Société : Cri à l’injustice des étudiants non-inscrits à l’université de Cocody, Pr Affian Kouadio, « Il est temps de mettre fin à la culture de la non-inscription »

« On veut s’inscrire, on veut s’inscrire », ont clamé à l’unisson une horde d’étudiants non-inscrits à l’université Félix Houphouët Boigny de Cocody, ce mercredi 04 septembre 2019, devant la présidence de l’université pendant que se tenait simultanément une conférence de presse animée par le Vice-président chargé des enseignements, la pédagogie et la vie universitaire, le Professeur Affian Kouadio sur ce même sujet des inscriptions dans ladite université.   

En présence des professeurs Sangaré Abdoulaye, Atta Koffi, Kouassi Virginie, Konandri Affoué, directrice de la scolarité, le conférencier a tenu à apporter des précisions sur cette affaire de prétendu 5000 étudiants non-inscrits de l’année académique 2017-2018, qui crient à « l’injustice » et au « sacrifié d’un système » comme rapporté par des médias.

« En pleine année universitaire 2018-2019, soit précisément le 19 Juin 2019, c’est avec surprise que l’équipe de la Direction a noté qu’un collectif d’individus se réclamant « étudiants non-inscrits » a organisé un sit-in sur l’esplanade de la présidence de l’Université, pour demander la réouverture des inscriptions pour le compte de l’année académique 2017-2018 », a expliqué le Professeur Affian Kouadio, précisant qu’à cette demande de ces étudiants aucune suite favorable n’a été accordée à l’issue d’une rencontre entre ce collectif et le comité de Direction.

Selon une source bien introduite au sein de la présidence de l’université, le nœud cette situation tire ses origines dans le problème de règlementation et le paiement des heures complémentaires.

D’après cette source, dans le souci entre autres d’harmoniser les données statistiques des effectifs des étudiants de l’université FHB et payer ces heures complémentaires, il s’est trouvé plusieurs désaccords sur les chiffres des étudiants en possession du Président de l’université de Cocody, Mamadou Karamoko et ceux des Professeurs et les syndicats enregistrés lors des cours des travaux dirigés, des travaux pratiques et des examens.





En effet, le président de l’université avait en sa possession un effectif d’étudiants moins nombreux que ceux des Professeurs car le fait que des étudiants non-inscrits aux dates officielles prévues à cet effet, ne s’inscrivent quelques mois après que pour valider leur diplôme pendant les examens universitaires, faussent les données et gonfle les chiffres officiels, contraignant les enseignants à les scinder en d’autres groupes supplémentaires, augmentant ainsi ces heures.
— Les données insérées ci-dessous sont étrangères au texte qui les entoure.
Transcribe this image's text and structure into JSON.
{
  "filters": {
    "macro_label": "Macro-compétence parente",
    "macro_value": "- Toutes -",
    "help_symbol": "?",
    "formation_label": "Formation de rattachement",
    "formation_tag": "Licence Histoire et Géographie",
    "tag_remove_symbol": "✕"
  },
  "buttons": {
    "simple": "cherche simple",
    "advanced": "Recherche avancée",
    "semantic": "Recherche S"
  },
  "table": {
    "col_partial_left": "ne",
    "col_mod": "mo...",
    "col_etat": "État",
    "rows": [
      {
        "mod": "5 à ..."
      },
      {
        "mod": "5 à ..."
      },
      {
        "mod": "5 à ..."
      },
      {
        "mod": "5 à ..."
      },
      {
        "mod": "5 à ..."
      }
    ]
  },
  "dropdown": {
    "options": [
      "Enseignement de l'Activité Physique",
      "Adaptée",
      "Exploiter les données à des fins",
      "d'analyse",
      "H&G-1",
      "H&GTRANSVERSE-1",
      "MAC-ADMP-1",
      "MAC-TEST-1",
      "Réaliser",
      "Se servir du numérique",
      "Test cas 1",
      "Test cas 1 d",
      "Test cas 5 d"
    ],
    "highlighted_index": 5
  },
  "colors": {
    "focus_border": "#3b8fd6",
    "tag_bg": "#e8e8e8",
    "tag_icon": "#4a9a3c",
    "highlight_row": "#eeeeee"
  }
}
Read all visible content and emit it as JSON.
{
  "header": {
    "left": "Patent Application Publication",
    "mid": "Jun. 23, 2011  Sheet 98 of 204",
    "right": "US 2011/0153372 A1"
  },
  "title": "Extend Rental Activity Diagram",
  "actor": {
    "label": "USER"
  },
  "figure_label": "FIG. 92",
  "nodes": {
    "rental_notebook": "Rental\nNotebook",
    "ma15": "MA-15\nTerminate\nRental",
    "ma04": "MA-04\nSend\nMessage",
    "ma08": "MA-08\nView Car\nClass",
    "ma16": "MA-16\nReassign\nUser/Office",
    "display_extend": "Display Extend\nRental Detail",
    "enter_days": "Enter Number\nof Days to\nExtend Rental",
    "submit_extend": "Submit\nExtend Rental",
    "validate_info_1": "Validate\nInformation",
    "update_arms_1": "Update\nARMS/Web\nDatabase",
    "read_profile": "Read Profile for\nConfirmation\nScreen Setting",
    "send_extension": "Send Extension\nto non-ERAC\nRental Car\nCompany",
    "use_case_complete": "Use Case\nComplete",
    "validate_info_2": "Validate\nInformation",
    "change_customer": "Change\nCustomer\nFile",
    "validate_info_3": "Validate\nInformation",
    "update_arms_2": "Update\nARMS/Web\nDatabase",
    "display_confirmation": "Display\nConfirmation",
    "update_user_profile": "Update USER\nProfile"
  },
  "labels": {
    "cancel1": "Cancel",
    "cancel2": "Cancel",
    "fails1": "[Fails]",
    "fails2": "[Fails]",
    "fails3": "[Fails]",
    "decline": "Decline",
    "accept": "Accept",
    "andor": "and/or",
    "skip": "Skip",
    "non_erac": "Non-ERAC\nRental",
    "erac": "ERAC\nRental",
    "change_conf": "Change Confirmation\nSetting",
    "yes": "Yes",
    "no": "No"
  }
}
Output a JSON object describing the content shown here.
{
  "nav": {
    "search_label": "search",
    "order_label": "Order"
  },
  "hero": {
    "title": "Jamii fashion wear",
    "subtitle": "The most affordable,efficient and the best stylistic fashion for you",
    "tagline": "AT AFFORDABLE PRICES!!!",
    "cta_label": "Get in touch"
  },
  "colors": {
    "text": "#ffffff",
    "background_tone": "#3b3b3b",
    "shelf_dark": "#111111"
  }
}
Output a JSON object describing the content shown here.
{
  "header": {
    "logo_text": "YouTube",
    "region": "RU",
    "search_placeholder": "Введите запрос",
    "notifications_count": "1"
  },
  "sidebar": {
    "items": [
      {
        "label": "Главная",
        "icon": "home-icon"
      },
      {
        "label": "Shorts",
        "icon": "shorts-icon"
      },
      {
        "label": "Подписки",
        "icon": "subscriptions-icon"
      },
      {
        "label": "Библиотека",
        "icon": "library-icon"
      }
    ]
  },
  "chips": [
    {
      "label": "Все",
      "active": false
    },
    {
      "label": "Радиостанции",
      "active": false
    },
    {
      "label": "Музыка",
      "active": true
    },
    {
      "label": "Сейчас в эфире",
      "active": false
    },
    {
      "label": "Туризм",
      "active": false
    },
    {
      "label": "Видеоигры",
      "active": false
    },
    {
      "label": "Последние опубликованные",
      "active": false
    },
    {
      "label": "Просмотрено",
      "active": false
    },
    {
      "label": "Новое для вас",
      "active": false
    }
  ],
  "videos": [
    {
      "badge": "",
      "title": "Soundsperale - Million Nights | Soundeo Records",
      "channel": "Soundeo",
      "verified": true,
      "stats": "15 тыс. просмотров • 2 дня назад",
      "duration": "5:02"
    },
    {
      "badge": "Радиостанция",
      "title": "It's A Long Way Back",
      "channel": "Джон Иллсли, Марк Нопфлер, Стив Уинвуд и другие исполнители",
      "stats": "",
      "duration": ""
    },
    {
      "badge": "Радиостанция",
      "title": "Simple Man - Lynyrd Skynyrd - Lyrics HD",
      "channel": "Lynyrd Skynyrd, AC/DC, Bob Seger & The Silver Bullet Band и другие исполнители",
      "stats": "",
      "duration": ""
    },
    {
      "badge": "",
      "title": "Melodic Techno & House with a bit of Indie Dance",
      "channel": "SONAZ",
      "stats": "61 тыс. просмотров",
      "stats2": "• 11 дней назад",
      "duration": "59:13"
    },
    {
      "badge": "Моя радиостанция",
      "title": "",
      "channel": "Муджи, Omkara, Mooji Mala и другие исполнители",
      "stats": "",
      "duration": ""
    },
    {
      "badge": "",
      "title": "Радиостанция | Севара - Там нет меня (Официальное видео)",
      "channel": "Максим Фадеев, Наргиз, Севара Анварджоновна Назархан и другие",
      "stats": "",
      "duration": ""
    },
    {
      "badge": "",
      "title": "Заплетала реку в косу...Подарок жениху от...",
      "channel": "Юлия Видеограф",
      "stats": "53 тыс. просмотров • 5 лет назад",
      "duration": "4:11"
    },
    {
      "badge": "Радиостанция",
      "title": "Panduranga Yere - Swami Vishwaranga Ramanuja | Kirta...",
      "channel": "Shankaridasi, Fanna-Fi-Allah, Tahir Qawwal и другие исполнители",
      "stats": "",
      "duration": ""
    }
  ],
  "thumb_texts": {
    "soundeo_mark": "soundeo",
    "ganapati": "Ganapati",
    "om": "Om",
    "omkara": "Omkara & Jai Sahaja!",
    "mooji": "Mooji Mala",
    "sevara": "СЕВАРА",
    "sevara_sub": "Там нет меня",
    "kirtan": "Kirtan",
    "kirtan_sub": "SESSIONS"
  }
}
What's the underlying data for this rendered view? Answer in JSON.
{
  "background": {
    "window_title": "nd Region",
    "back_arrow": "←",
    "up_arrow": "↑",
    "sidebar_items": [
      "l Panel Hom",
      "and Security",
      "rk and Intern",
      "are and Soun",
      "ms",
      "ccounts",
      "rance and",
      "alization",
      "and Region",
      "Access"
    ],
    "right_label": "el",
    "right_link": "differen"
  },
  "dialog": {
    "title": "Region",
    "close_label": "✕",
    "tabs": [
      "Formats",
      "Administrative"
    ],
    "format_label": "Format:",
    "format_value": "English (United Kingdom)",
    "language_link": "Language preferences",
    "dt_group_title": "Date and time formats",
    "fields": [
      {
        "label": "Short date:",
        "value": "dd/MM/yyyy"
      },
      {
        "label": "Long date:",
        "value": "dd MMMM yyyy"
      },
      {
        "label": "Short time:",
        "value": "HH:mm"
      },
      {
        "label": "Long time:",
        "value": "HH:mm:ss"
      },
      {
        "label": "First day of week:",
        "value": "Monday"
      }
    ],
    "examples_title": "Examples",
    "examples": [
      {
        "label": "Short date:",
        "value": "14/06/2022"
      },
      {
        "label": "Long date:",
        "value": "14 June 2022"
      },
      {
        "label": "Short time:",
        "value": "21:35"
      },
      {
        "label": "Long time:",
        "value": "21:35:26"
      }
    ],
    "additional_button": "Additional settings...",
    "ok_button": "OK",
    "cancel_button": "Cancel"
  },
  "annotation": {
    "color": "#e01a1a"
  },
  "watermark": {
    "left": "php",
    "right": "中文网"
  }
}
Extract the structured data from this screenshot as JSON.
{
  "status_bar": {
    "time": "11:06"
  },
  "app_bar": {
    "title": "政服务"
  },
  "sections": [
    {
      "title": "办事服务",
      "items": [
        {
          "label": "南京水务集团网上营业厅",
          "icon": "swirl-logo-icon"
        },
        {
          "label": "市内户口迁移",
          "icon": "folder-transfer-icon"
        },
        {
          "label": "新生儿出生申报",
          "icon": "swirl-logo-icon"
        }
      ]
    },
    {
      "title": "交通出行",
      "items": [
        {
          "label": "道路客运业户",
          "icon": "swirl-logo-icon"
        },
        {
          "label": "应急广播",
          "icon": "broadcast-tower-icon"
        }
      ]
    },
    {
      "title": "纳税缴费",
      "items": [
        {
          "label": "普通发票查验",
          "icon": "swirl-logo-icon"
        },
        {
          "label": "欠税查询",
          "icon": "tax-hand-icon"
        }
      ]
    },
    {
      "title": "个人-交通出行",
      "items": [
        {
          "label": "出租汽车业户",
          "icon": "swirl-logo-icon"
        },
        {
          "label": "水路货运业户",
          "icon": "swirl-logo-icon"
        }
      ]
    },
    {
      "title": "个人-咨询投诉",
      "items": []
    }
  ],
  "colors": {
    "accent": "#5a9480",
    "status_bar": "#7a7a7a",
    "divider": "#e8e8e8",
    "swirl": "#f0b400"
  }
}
En vue de sortir de cette anarchie et tenter de se classer parmi les cents meilleures universités d’Afrique ; faciliter la mobilité estudiantine par l’harmonisation à l’international des offres de formation et bénéficier des bienfaits de ce système, pour le conférencier Affian Kouadio, « l’on a besoin de maitriser le calendrier académique. Or cette maitrise passe nécessairement, entre autres, par la connaissance précise du nombre d’étudiants inscrits pour mieux organiser les groupes de Travaux Pratiques (TP) et de Travaux Pratiques (TD) ».

A juste titre aux dires du Professeur, « l’université a ouvert les inscriptions et réinscriptions au titre de l’année 2017-2018 du 30 novembre 2017 au 02 mars 2018 (…) Mais pour prendre en compte d’éventuels retardataires, trois prorogations ont été accordées, au terme desquelles 51 588 étudiants se sont inscrits. Tout au long de ce processus qui a duré trois mois, une campagne de sensibilisation qui avait pour thème : « Zéro non-inscrits, au titre de l’année universitaire 2017-2018 » a été menée à la fois par le bureau exécutif de la FESCI, les délégués d’amphi et par la scolarité elle-même.

Toutefois, en guise d’ultime mesure d’alignement cette politique, le conseil de l’université a dit avoir offert une porte de sortie à ce collectif qui consiste à chacune et chacun des concernés à solliciter sa réintégration pour lui permettre de se réinscrire et de reprendre les études là où il ou elles, les ont abandonnées. Cette mesure, qui a permis, selon le conseil, à plusieurs des étudiants non-inscrits, de reprendre leurs activités académiques, n’a pas été suivie par d’autres au nombre de 800 et non 5000 comme avancé dans certains médias d’après la présidence du temple du savoir.

Contre ceux-ci, pour le Docteur Affian Kouadio, il est « temps de mettre fin à la culture de la non-inscription qui nous éloigne des objectifs du LMD » et « de l’excellence que nous prônons », car, rouvrir ces inscriptions, c’est « cautionner la tricherie et la fraude ; c’est faire la promotion des actes d’incivisme », a-t-il indiqué.